La propuesta nació después de que a la mendocina le impidieran intervenir de manera remota durante la discusión sobre la Ley de Inviolabilidad de la Propiedad Privada, pese a que su profesional tratante había certificado un cuadro de alto riesgo en la semana 32 de gestación, situación que le impedía trasladarse a Buenos Aires.
El texto plantea un criterio acotado basado en constancias médicas que acrediten la imposibilidad de viajar, evitando que la excepción se convierta en una vía abierta para solicitudes sin sustento clínico. La legisladora recordó que durante la pandemia la Cámara alta funcionó de manera virtual con aval judicial, por lo que considera que existen antecedentes suficientes para implementar un mecanismo que preserve la voz de cada distrito en circunstancias extraordinarias.

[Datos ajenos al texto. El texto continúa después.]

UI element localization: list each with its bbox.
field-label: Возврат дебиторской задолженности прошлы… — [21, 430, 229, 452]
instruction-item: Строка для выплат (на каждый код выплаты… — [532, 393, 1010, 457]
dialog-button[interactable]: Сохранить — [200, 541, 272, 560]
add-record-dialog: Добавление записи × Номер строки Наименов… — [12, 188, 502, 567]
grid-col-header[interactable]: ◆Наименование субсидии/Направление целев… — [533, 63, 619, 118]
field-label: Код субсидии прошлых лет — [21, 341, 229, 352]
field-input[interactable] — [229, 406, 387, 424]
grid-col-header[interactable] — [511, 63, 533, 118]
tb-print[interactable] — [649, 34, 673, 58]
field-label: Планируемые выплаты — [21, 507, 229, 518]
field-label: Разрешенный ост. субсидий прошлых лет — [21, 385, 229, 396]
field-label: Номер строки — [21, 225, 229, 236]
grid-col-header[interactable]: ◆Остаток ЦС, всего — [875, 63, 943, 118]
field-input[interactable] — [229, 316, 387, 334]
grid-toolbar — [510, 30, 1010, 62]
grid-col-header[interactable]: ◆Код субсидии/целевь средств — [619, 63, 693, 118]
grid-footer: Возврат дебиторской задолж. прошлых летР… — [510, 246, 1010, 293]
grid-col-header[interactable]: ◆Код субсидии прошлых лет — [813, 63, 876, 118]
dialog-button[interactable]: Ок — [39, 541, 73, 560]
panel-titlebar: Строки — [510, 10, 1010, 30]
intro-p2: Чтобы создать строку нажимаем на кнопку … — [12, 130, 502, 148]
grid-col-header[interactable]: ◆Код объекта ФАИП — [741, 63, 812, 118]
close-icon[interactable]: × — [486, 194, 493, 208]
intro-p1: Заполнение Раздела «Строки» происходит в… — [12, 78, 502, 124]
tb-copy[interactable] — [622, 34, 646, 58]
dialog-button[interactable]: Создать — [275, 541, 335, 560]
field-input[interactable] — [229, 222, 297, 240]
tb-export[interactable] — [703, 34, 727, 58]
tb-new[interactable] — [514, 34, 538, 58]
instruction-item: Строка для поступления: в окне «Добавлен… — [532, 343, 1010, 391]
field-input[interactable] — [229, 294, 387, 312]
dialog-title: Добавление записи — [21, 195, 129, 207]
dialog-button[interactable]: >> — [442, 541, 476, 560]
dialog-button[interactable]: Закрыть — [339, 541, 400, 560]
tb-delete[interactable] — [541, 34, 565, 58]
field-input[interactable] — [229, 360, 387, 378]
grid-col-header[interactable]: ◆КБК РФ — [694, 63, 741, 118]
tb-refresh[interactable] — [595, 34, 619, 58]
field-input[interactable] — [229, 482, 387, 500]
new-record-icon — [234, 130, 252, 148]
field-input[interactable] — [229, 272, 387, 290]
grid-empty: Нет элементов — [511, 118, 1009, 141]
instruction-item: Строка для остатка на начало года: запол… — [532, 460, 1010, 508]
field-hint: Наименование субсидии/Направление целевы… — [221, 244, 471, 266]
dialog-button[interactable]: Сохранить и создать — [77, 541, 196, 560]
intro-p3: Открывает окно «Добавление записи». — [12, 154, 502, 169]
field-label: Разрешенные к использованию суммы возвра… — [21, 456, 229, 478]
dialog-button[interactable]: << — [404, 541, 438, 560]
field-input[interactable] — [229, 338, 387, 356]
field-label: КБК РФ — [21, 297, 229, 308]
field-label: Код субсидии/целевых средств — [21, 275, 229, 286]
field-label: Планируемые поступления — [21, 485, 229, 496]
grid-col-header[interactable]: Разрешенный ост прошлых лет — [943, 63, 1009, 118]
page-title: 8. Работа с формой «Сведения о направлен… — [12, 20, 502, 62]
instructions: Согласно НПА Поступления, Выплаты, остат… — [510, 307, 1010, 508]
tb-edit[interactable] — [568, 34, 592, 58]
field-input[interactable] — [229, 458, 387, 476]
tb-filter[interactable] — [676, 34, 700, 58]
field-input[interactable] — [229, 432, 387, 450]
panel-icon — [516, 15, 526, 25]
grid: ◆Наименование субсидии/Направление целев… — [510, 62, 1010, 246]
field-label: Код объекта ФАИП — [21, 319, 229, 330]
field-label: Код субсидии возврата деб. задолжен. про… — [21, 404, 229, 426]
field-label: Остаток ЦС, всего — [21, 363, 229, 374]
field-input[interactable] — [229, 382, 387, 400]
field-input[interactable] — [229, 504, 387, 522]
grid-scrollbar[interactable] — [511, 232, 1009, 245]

En ese sentido, recordó que el Senado sesionaba de forma virtual durante la pandemia, “con el aval de la Corte Suprema. También remarcó que la iniciativa busca impedir que cualquier provincia quede sin representación por motivos vinculados a la salud de una senadora, independientemente de su pertenencia partidaria, y que la distancia no debe convertirse en un obstáculo para decisiones institucionales de alto impacto.